I enjoyed the introduction of the Akhian archeologist, and how that helped pull the focus of the books a little bit more onto the ancient culture of Draconeans, who Lady Trent had been largely uninterested in before. He soon became one of my favorite characters, so I was quite happy to see the events of the fourth book take Lady Trent to Akhia.

The fifth book unveiled quite a few surprises. We get to learn a lot more about the Draconeans, which was really cool. They also presented a culture with allowance for group marriage; at one point a villager asks Lady Trent if all four men she’s travelling with are her husbands!

The five books altogether were a really interesting progression in the history of the study of dragons, and I quite enjoyed them. They were definitely unique.

From the cover of A Natural History of Dragons:

Marie Brennan begins a thrilling new fantasy series in A Natural History of Dragons, combining adventure with the inquisitive spirit of the Victorian Age.

“You, dear reader, continue at your own risk.
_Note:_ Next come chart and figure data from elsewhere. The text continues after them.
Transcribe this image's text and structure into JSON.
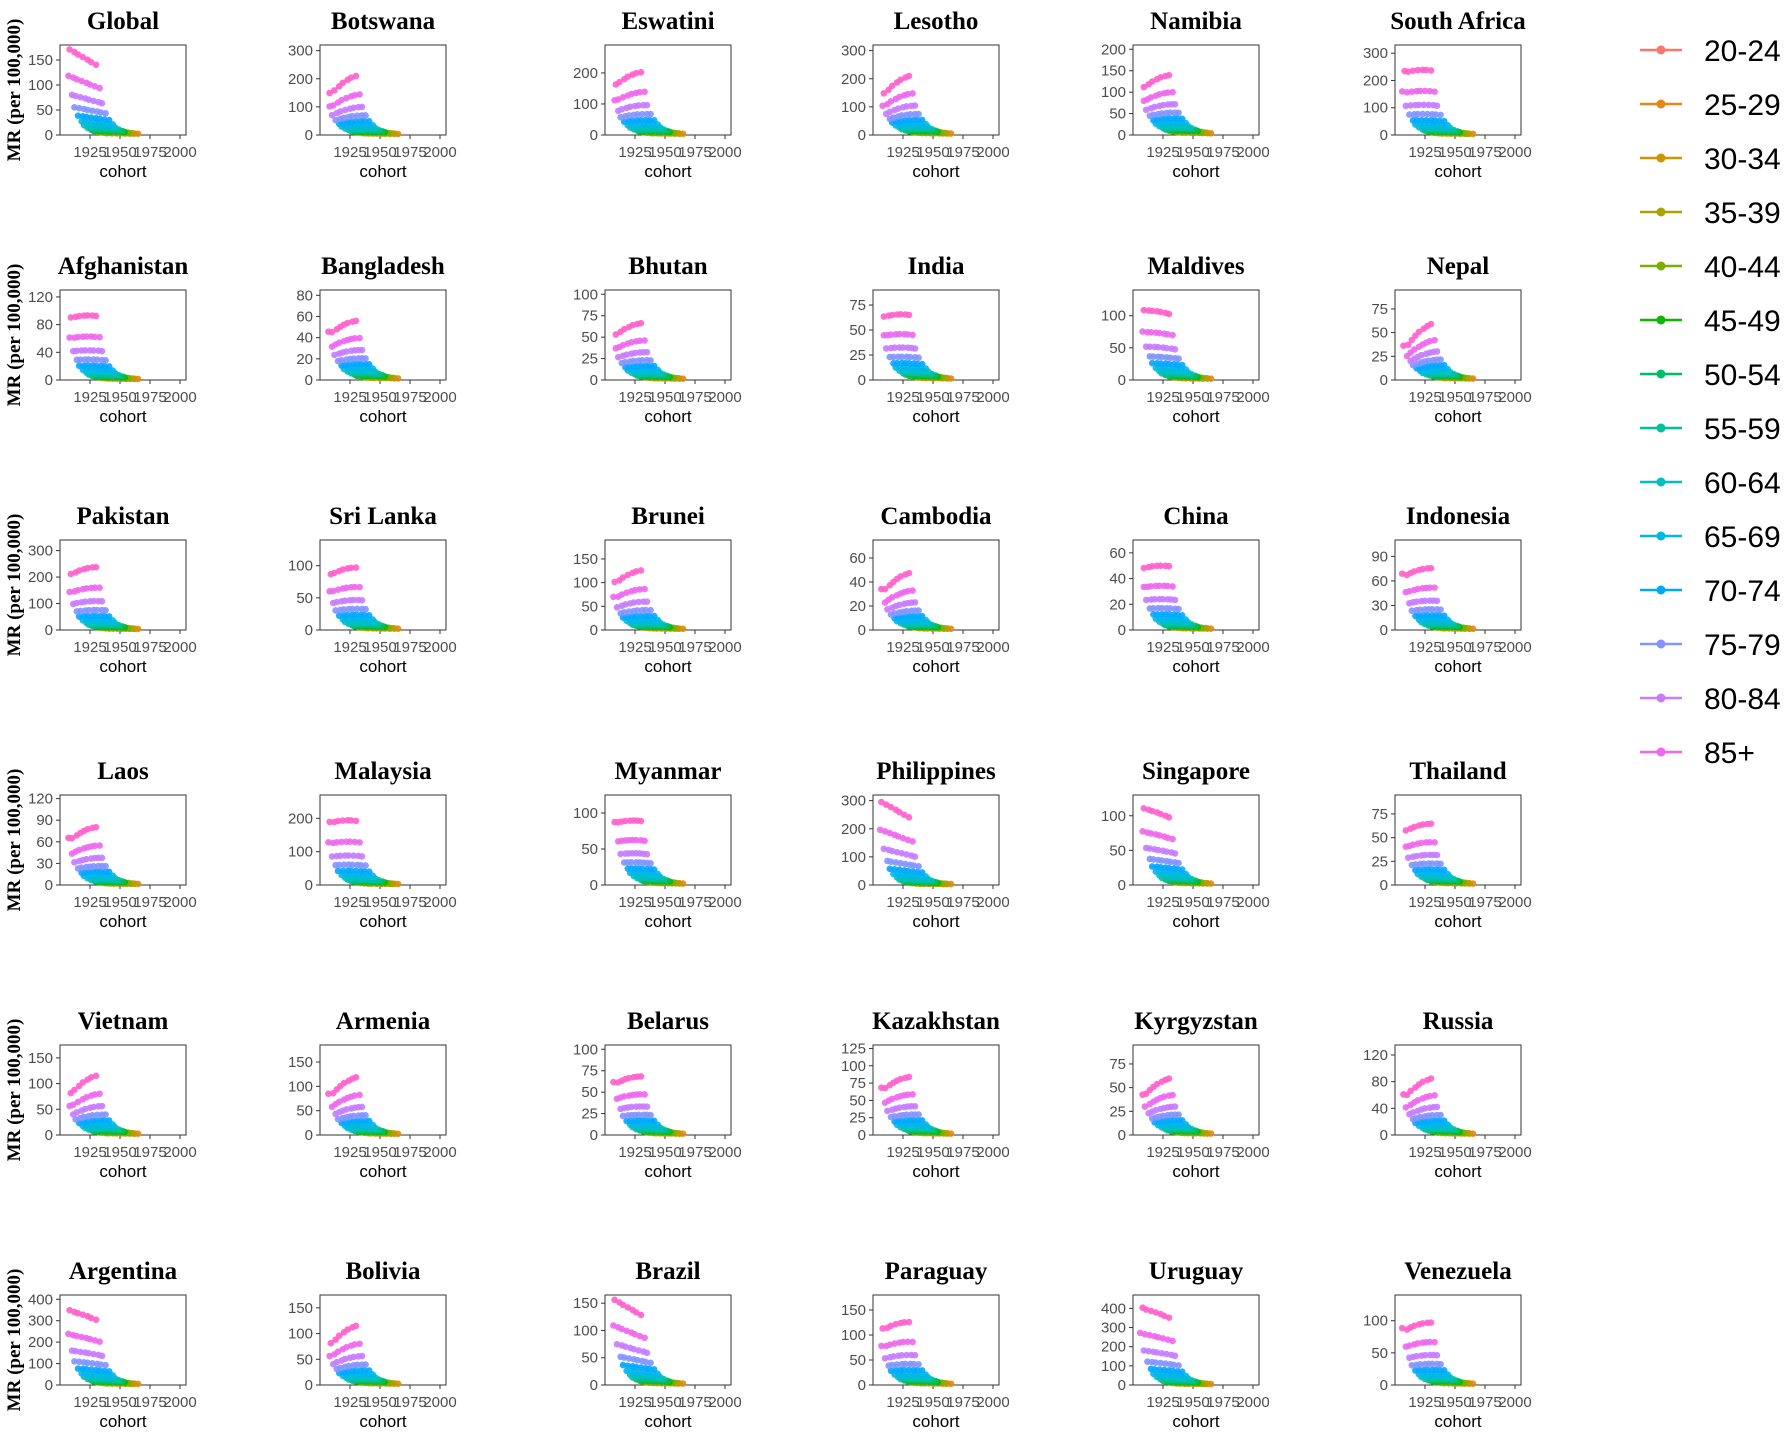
{
  "chart_data": {
    "type": "scatter",
    "subtype": "small-multiples",
    "mode": "lines+markers",
    "xlabel": "cohort",
    "ylabel": "MR (per 100,000)",
    "x_ticks": [
      1925,
      1950,
      1975,
      2000
    ],
    "xlim": [
      1900,
      2005
    ],
    "legend_position": "right",
    "age_groups": [
      "20-24",
      "25-29",
      "30-34",
      "35-39",
      "40-44",
      "45-49",
      "50-54",
      "55-59",
      "60-64",
      "65-69",
      "70-74",
      "75-79",
      "80-84",
      "85+"
    ],
    "colors": [
      "#F8766D",
      "#E68613",
      "#CD9600",
      "#ABA300",
      "#7CAE00",
      "#0CB702",
      "#00BE67",
      "#00C19A",
      "#00BFC4",
      "#00B8E7",
      "#00A9FF",
      "#8494FF",
      "#C77CFF",
      "#ED68ED",
      "#FF61CC"
    ],
    "panels": [
      {
        "title": "Global",
        "ylim": [
          0,
          180
        ],
        "yticks": [
          0,
          50,
          100,
          150
        ],
        "peak_young": 5,
        "peak_old": 175,
        "rise": 0.0,
        "spread": 1.4
      },
      {
        "title": "Botswana",
        "ylim": [
          0,
          320
        ],
        "yticks": [
          0,
          100,
          200,
          300
        ],
        "peak_young": 8,
        "peak_old": 310,
        "rise": 0.6,
        "spread": 1.2
      },
      {
        "title": "Eswatini",
        "ylim": [
          0,
          290
        ],
        "yticks": [
          0,
          100,
          200
        ],
        "peak_young": 8,
        "peak_old": 290,
        "rise": 0.5,
        "spread": 1.1
      },
      {
        "title": "Lesotho",
        "ylim": [
          0,
          320
        ],
        "yticks": [
          0,
          100,
          200,
          300
        ],
        "peak_young": 10,
        "peak_old": 310,
        "rise": 0.6,
        "spread": 1.0
      },
      {
        "title": "Namibia",
        "ylim": [
          0,
          210
        ],
        "yticks": [
          0,
          50,
          100,
          150,
          200
        ],
        "peak_young": 8,
        "peak_old": 200,
        "rise": 0.5,
        "spread": 0.9
      },
      {
        "title": "South Africa",
        "ylim": [
          0,
          330
        ],
        "yticks": [
          0,
          100,
          200,
          300
        ],
        "peak_young": 8,
        "peak_old": 320,
        "rise": 0.3,
        "spread": 1.5
      },
      {
        "title": "Afghanistan",
        "ylim": [
          0,
          130
        ],
        "yticks": [
          0,
          40,
          80,
          120
        ],
        "peak_young": 3,
        "peak_old": 125,
        "rise": 0.3,
        "spread": 1.0
      },
      {
        "title": "Bangladesh",
        "ylim": [
          0,
          85
        ],
        "yticks": [
          0,
          20,
          40,
          60,
          80
        ],
        "peak_young": 3,
        "peak_old": 80,
        "rise": 0.5,
        "spread": 0.6
      },
      {
        "title": "Bhutan",
        "ylim": [
          0,
          105
        ],
        "yticks": [
          0,
          25,
          50,
          75,
          100
        ],
        "peak_young": 3,
        "peak_old": 95,
        "rise": 0.5,
        "spread": 0.9
      },
      {
        "title": "India",
        "ylim": [
          0,
          90
        ],
        "yticks": [
          0,
          25,
          50,
          75
        ],
        "peak_young": 3,
        "peak_old": 88,
        "rise": 0.3,
        "spread": 0.9
      },
      {
        "title": "Maldives",
        "ylim": [
          0,
          140
        ],
        "yticks": [
          0,
          50,
          100
        ],
        "peak_young": 4,
        "peak_old": 135,
        "rise": 0.2,
        "spread": 1.0
      },
      {
        "title": "Nepal",
        "ylim": [
          0,
          95
        ],
        "yticks": [
          0,
          25,
          50,
          75
        ],
        "peak_young": 3,
        "peak_old": 90,
        "rise": 0.7,
        "spread": 0.5
      },
      {
        "title": "Pakistan",
        "ylim": [
          0,
          340
        ],
        "yticks": [
          0,
          100,
          200,
          300
        ],
        "peak_young": 8,
        "peak_old": 330,
        "rise": 0.4,
        "spread": 1.0
      },
      {
        "title": "Sri Lanka",
        "ylim": [
          0,
          140
        ],
        "yticks": [
          0,
          50,
          100
        ],
        "peak_young": 4,
        "peak_old": 135,
        "rise": 0.4,
        "spread": 1.1
      },
      {
        "title": "Brunei",
        "ylim": [
          0,
          190
        ],
        "yticks": [
          0,
          50,
          100,
          150
        ],
        "peak_young": 5,
        "peak_old": 180,
        "rise": 0.5,
        "spread": 1.3
      },
      {
        "title": "Cambodia",
        "ylim": [
          0,
          75
        ],
        "yticks": [
          0,
          20,
          40,
          60
        ],
        "peak_young": 2,
        "peak_old": 70,
        "rise": 0.6,
        "spread": 0.6
      },
      {
        "title": "China",
        "ylim": [
          0,
          70
        ],
        "yticks": [
          0,
          20,
          40,
          60
        ],
        "peak_young": 2,
        "peak_old": 67,
        "rise": 0.3,
        "spread": 0.9
      },
      {
        "title": "Indonesia",
        "ylim": [
          0,
          110
        ],
        "yticks": [
          0,
          30,
          60,
          90
        ],
        "peak_young": 3,
        "peak_old": 105,
        "rise": 0.4,
        "spread": 0.8
      },
      {
        "title": "Laos",
        "ylim": [
          0,
          125
        ],
        "yticks": [
          0,
          30,
          60,
          90,
          120
        ],
        "peak_young": 3,
        "peak_old": 115,
        "rise": 0.5,
        "spread": 0.6
      },
      {
        "title": "Malaysia",
        "ylim": [
          0,
          270
        ],
        "yticks": [
          0,
          100,
          200
        ],
        "peak_young": 6,
        "peak_old": 260,
        "rise": 0.3,
        "spread": 1.3
      },
      {
        "title": "Myanmar",
        "ylim": [
          0,
          125
        ],
        "yticks": [
          0,
          50,
          100
        ],
        "peak_young": 4,
        "peak_old": 120,
        "rise": 0.3,
        "spread": 0.3
      },
      {
        "title": "Philippines",
        "ylim": [
          0,
          320
        ],
        "yticks": [
          0,
          100,
          200,
          300
        ],
        "peak_young": 6,
        "peak_old": 300,
        "rise": 0.0,
        "spread": 1.6
      },
      {
        "title": "Singapore",
        "ylim": [
          0,
          130
        ],
        "yticks": [
          0,
          50,
          100
        ],
        "peak_young": 4,
        "peak_old": 125,
        "rise": 0.1,
        "spread": 1.0
      },
      {
        "title": "Thailand",
        "ylim": [
          0,
          95
        ],
        "yticks": [
          0,
          25,
          50,
          75
        ],
        "peak_young": 3,
        "peak_old": 90,
        "rise": 0.4,
        "spread": 0.9
      },
      {
        "title": "Vietnam",
        "ylim": [
          0,
          175
        ],
        "yticks": [
          0,
          50,
          100,
          150
        ],
        "peak_young": 5,
        "peak_old": 170,
        "rise": 0.6,
        "spread": 1.1
      },
      {
        "title": "Armenia",
        "ylim": [
          0,
          185
        ],
        "yticks": [
          0,
          50,
          100,
          150
        ],
        "peak_young": 5,
        "peak_old": 175,
        "rise": 0.6,
        "spread": 0.5
      },
      {
        "title": "Belarus",
        "ylim": [
          0,
          105
        ],
        "yticks": [
          0,
          25,
          50,
          75,
          100
        ],
        "peak_young": 3,
        "peak_old": 95,
        "rise": 0.4,
        "spread": 0.5
      },
      {
        "title": "Kazakhstan",
        "ylim": [
          0,
          130
        ],
        "yticks": [
          0,
          25,
          50,
          75,
          100,
          125
        ],
        "peak_young": 4,
        "peak_old": 120,
        "rise": 0.5,
        "spread": 0.6
      },
      {
        "title": "Kyrgyzstan",
        "ylim": [
          0,
          95
        ],
        "yticks": [
          0,
          25,
          50,
          75
        ],
        "peak_young": 3,
        "peak_old": 88,
        "rise": 0.6,
        "spread": 0.4
      },
      {
        "title": "Russia",
        "ylim": [
          0,
          135
        ],
        "yticks": [
          0,
          40,
          80,
          120
        ],
        "peak_young": 4,
        "peak_old": 125,
        "rise": 0.6,
        "spread": 0.7
      },
      {
        "title": "Argentina",
        "ylim": [
          0,
          420
        ],
        "yticks": [
          0,
          100,
          200,
          300,
          400
        ],
        "peak_young": 10,
        "peak_old": 390,
        "rise": 0.1,
        "spread": 1.4
      },
      {
        "title": "Bolivia",
        "ylim": [
          0,
          175
        ],
        "yticks": [
          0,
          50,
          100,
          150
        ],
        "peak_young": 5,
        "peak_old": 170,
        "rise": 0.6,
        "spread": 1.0
      },
      {
        "title": "Brazil",
        "ylim": [
          0,
          165
        ],
        "yticks": [
          0,
          50,
          100,
          150
        ],
        "peak_young": 5,
        "peak_old": 160,
        "rise": 0.0,
        "spread": 1.3
      },
      {
        "title": "Paraguay",
        "ylim": [
          0,
          180
        ],
        "yticks": [
          0,
          50,
          100,
          150
        ],
        "peak_young": 5,
        "peak_old": 175,
        "rise": 0.4,
        "spread": 1.3
      },
      {
        "title": "Uruguay",
        "ylim": [
          0,
          470
        ],
        "yticks": [
          0,
          100,
          200,
          300,
          400
        ],
        "peak_young": 10,
        "peak_old": 450,
        "rise": 0.1,
        "spread": 1.5
      },
      {
        "title": "Venezuela",
        "ylim": [
          0,
          140
        ],
        "yticks": [
          0,
          50,
          100
        ],
        "peak_young": 4,
        "peak_old": 135,
        "rise": 0.4,
        "spread": 0.8
      }
    ]
  }
}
It is not for the faint of heart—no more so than the study of dragons itself. But such study offers rewards beyond compare: to stand in a dragon’s presence, even for the briefest of moments—even at the risk of one’s life—is a delight that, once experienced, can never be forgotten. . . .”

All the world, from Scirland to the farthest reaches of Eriga, know Isabella, Lady Trent, to be the world’s preeminent dragon naturalist. She is the remarkable woman who brought the study of dragons out of the misty shadows of myth and misunderstanding into the clear light of modern science. But before she became the illustrious figure we know today, there was a bookish young woman whose passion for learning, natural history, and, yes, dragons defied the stifling conventions of her day.

Here at last, in her own words, is the true story of a pioneering spirit who risked her reputation, her prospects, and her fragile flesh and bone to satisfy her scientific curiosity; of how she sought true love and happiness despite her lamentable eccentricities; and of her thrilling expedition to the perilous mountains of Vystrana, where she made the first of many historic discoveries that would change the world forever.